Multiple FFI calls to a Haskell function with side-effects

I want to write a Haskell function that receives a vector and returns another one with the same size but delayed by a certain number of samples d (add zeroes at the start). Because the produced vector must have the same size, it must buffer the remaining samples so the next application of this function from C continues on with the previously buffered samples. To do so I implemented a ring-buffer concept and hooked it up to C through FFI.

delay :: Int -> V.Vector Float -> V.Vector Float
delay d inp = unsafePerformIO $ do
    ini <- MV.replicate d 0.0
    buf <- newIORef ini
    inx <- newIORef 0
    let f v = unsafePerformIO $ do 
        i <- readIORef inx
        b <- readIORef buf
        r <- MV.unsafeExchange b i v
        writeIORef buf b
        writeIORef inx ((i+1) `mod` d)
        return r
    return $ V.map f inp

Note here there are two types of vectors, Data.StorableVectoras V (not to be confused with Data.Vector.Storable), and Data.Vector.Storable.Mutable as MV for the ring-buffer.

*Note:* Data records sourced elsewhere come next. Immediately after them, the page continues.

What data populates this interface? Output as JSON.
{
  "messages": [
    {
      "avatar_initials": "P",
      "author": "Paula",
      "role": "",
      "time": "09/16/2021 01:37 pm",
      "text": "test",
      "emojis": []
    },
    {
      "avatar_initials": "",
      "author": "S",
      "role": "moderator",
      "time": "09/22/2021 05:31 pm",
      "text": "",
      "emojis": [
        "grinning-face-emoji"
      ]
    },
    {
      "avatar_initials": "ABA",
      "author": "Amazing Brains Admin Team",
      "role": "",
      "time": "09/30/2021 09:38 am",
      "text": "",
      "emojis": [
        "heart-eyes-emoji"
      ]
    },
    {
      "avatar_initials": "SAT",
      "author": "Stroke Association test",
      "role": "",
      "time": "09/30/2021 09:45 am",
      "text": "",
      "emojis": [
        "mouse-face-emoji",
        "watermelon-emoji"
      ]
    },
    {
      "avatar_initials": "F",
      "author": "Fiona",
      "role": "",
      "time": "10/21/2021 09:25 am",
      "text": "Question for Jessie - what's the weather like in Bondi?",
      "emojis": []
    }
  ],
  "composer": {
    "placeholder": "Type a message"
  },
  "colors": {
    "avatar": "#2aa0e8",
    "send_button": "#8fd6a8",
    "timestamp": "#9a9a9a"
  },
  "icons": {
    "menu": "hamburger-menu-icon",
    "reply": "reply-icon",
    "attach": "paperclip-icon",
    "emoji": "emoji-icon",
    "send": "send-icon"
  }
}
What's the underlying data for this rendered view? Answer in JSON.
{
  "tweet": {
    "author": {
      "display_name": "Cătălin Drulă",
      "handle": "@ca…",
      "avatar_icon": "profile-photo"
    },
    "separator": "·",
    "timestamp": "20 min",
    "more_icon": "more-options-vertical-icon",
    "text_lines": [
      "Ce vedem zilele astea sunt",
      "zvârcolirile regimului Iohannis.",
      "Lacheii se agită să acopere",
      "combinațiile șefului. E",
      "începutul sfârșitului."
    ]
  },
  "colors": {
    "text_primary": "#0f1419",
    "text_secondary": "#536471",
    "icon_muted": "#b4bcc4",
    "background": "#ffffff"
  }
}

type Process = (V.Vector Float -> V.Vector Float)

foreign export ccall 
startCtx :: IO(StablePtr Process)
startCtx = newStablePtr $ delay 2

foreign export ccall 
freeCtx :: StablePtr Process -> IO()
freeCtx = freeStablePtr

foreign export ccall 
hs_process :: StablePtr Process -> Int -> Ptr Float -> Ptr Float -> IO()
hs_process pf ns i o = do
    f <- deRefStablePtr pf
    iv <- V.peek ns i
    V.poke o $ f iv

On the C side:

#include "Process_stub.h"
#include <vector>

using namespace std;

extern "C" {
    void HsStart();
    void HsEnd();
}

vector<float> input1 = {1.0, 2.0, 3.0, 4.0, 5.0},
              input2 = {6.0, 7.0, 8.0, 9.0, 10.0},
              output(input1.size(), 0.0);

int main(int argc, char *argv[])
{   
    HsStart();

    auto pf = startCtx();

    hs_process(pf, input1.size(), input1.data(), output.data());

    for(int i = 0; i < input1.size(); i++)
        printf("[%d] output = %f\n", i, output[i]);

    hs_process(pf, input2.size(), input2.data(), output.data());

    for(int i = 0; i < input2.size(); i++)
        printf("[%d] output = %f\n", i, output[i]);

    freeCtx(pf);
    
    HsEnd();

    return 0;
}

What I expect:

First call of hs_process:
[0] input = 1    |    output = 0
[1] input = 2    |    output = 0
[2] input = 3    |    output = 1
[3] input = 4    |    output = 2
[4] input = 5    |    output = 3

Second call of hs_process:
[0] input = 6    |    output = 4
[1] input = 7    |    output = 5
[2] input = 8    |    output = 6
[3] input = 9    |    output = 7
[4] input = 10   |    output = 8

But what I get instead:

First call of hs_process:
[0] input = 1    |    output = 0
[1] input = 2    |    output = 0
[2] input = 3    |    output = 1
[3] input = 4    |    output = 2
[4] input = 5    |    output = 3

Second call of hs_process:
[0] input = 6    |    output = 0
[1] input = 7    |    output = 0
[2] input = 8    |    output = 6
[3] input = 9    |    output = 7
[4] input = 10   |    output = 8

I can see what I'm doing wrong although I can't explain properly. I'm just keeping the function, not the applicative per se. I would like to be able to keep every (possibly chained) delay call alive by some closure in the StablePtr.

Solution

If this is for production code, it makes more sense to write your delay function in C++.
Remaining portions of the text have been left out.